New year, neo opportunities
Globally, the neobank market is expected to grow at a CAGR of 54.8% until 2030, which may threaten traditional players. But visionaries that have reinvented themselves decade after decade and continue to pioneer are already acting on this as they would an opportunity. Rather than be relegated to the sidelines, incumbents such as Saudi National Bank are establishing digital-first arms that set the benchmark in the category. As others look to emulate such successes, they must recognise one fundamental truth: legacy systems can no longer support the demands of modern banking. Yet, tossing out core systems entirely isn’t practical or advisable. Instead, progressive modernisation offers a balanced approach, allowing banks to extract the logic from their existing systems and move it into more agile, cloud-based architectures.

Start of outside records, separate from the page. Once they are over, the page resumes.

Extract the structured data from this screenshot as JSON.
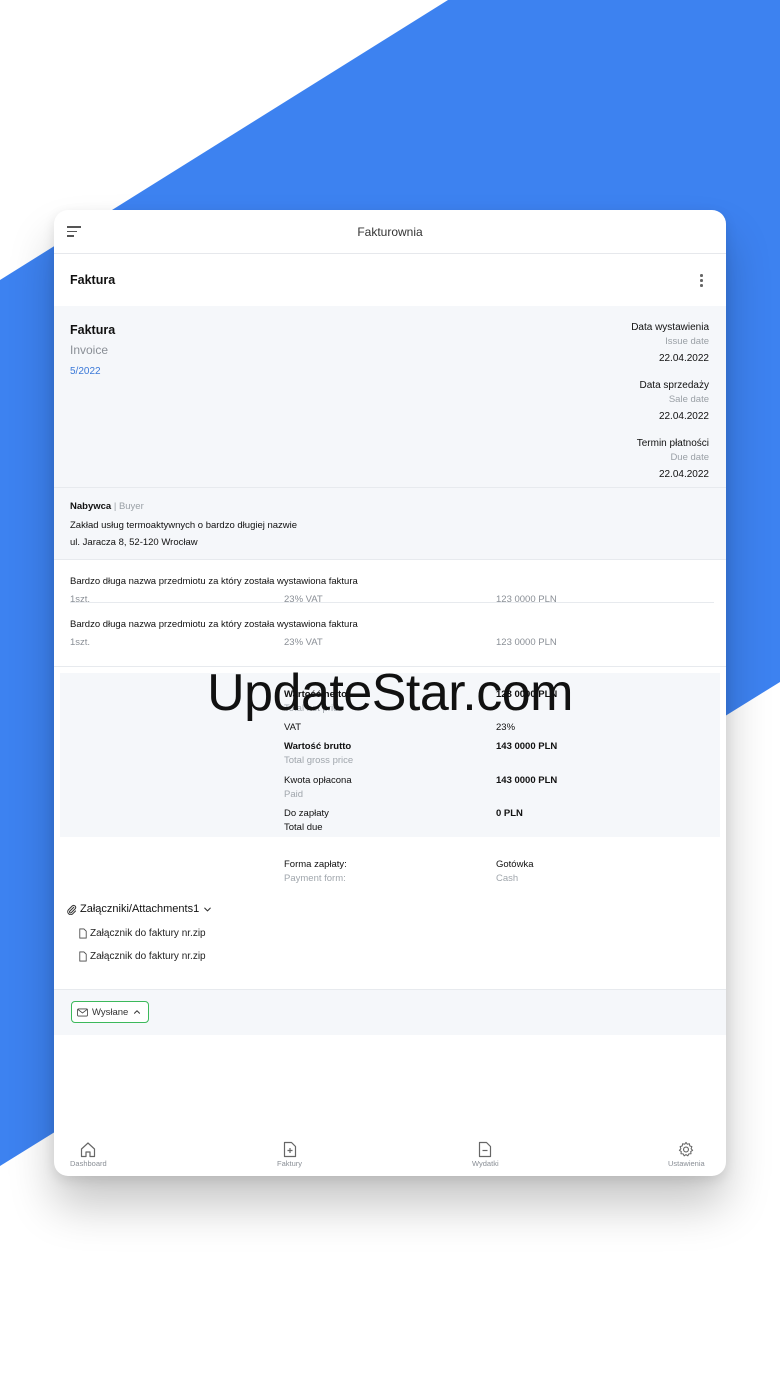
{
  "brand": {
    "accent": "#3d82f0",
    "link": "#3b79d8",
    "success": "#3cb95b"
  },
  "topbar": {
    "title": "Fakturownia",
    "menu_icon": "hamburger-menu-icon"
  },
  "page": {
    "title": "Faktura",
    "more_icon": "kebab-vertical-icon"
  },
  "invoice": {
    "title": "Faktura",
    "subtitle": "Invoice",
    "number": "5/2022",
    "dates": [
      {
        "label": "Data wystawienia",
        "sub": "Issue date",
        "value": "22.04.2022"
      },
      {
        "label": "Data sprzedaży",
        "sub": "Sale date",
        "value": "22.04.2022"
      },
      {
        "label": "Termin płatności",
        "sub": "Due date",
        "value": "22.04.2022"
      }
    ]
  },
  "buyer": {
    "label": "Nabywca",
    "label_en": "Buyer",
    "separator": " | ",
    "name": "Zakład usług termoaktywnych o bardzo długiej nazwie",
    "address": "ul. Jaracza 8, 52-120 Wrocław"
  },
  "items": [
    {
      "name": "Bardzo długa nazwa przedmiotu za który została wystawiona faktura",
      "qty": "1szt.",
      "vat": "23% VAT",
      "price": "123 0000 PLN"
    },
    {
      "name": "Bardzo długa nazwa przedmiotu za który została wystawiona faktura",
      "qty": "1szt.",
      "vat": "23% VAT",
      "price": "123 0000 PLN"
    }
  ],
  "summary": {
    "net": {
      "label": "Wartość netto",
      "sub": "Total net price",
      "value": "123 0000 PLN"
    },
    "vat": {
      "label": "VAT",
      "value": "23%"
    },
    "gross": {
      "label": "Wartość brutto",
      "sub": "Total gross price",
      "value": "143 0000 PLN"
    },
    "paid": {
      "label": "Kwota opłacona",
      "sub": "Paid",
      "value": "143 0000 PLN"
    },
    "due": {
      "label": "Do zapłaty",
      "sub": "Total due",
      "value": "0 PLN"
    }
  },
  "payment": {
    "label": "Forma zapłaty:",
    "sub": "Payment form:",
    "value": "Gotówka",
    "value_sub": "Cash"
  },
  "attachments": {
    "header": "Załączniki/Attachments1",
    "files": [
      "Załącznik do faktury nr.zip",
      "Załącznik do faktury nr.zip"
    ]
  },
  "status": {
    "label": "Wysłane"
  },
  "bottom_nav": [
    {
      "label": "Dashboard",
      "icon": "home-icon"
    },
    {
      "label": "Faktury",
      "icon": "document-plus-icon"
    },
    {
      "label": "Wydatki",
      "icon": "document-minus-icon"
    },
    {
      "label": "Ustawienia",
      "icon": "gear-icon"
    }
  ],
  "watermark": "UpdateStar.com"
}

By leveraging Industry IPaaS, banks will gain the agility to rapidly embrace new innovations without adding complexity. Working alongside their human counterparts, AI agents will unlock never-before-seen levels of personalisation — turning customers into brand advocates. Unified platforms will finally offer the ability to dismantle the rigid service segments that once made differentiation a dilemma. Building on blockchains will allow them to streamline payments further while strengthening their resilience against fraud.
Indeed, the outlook for 2025 is an optimistic one. Yes, competition will remain fierce, but banks that seize these trends will accelerate service delivery, simplify operations, and prioritise customer experience, positioning themselves as leaders in the evolving financial landscape.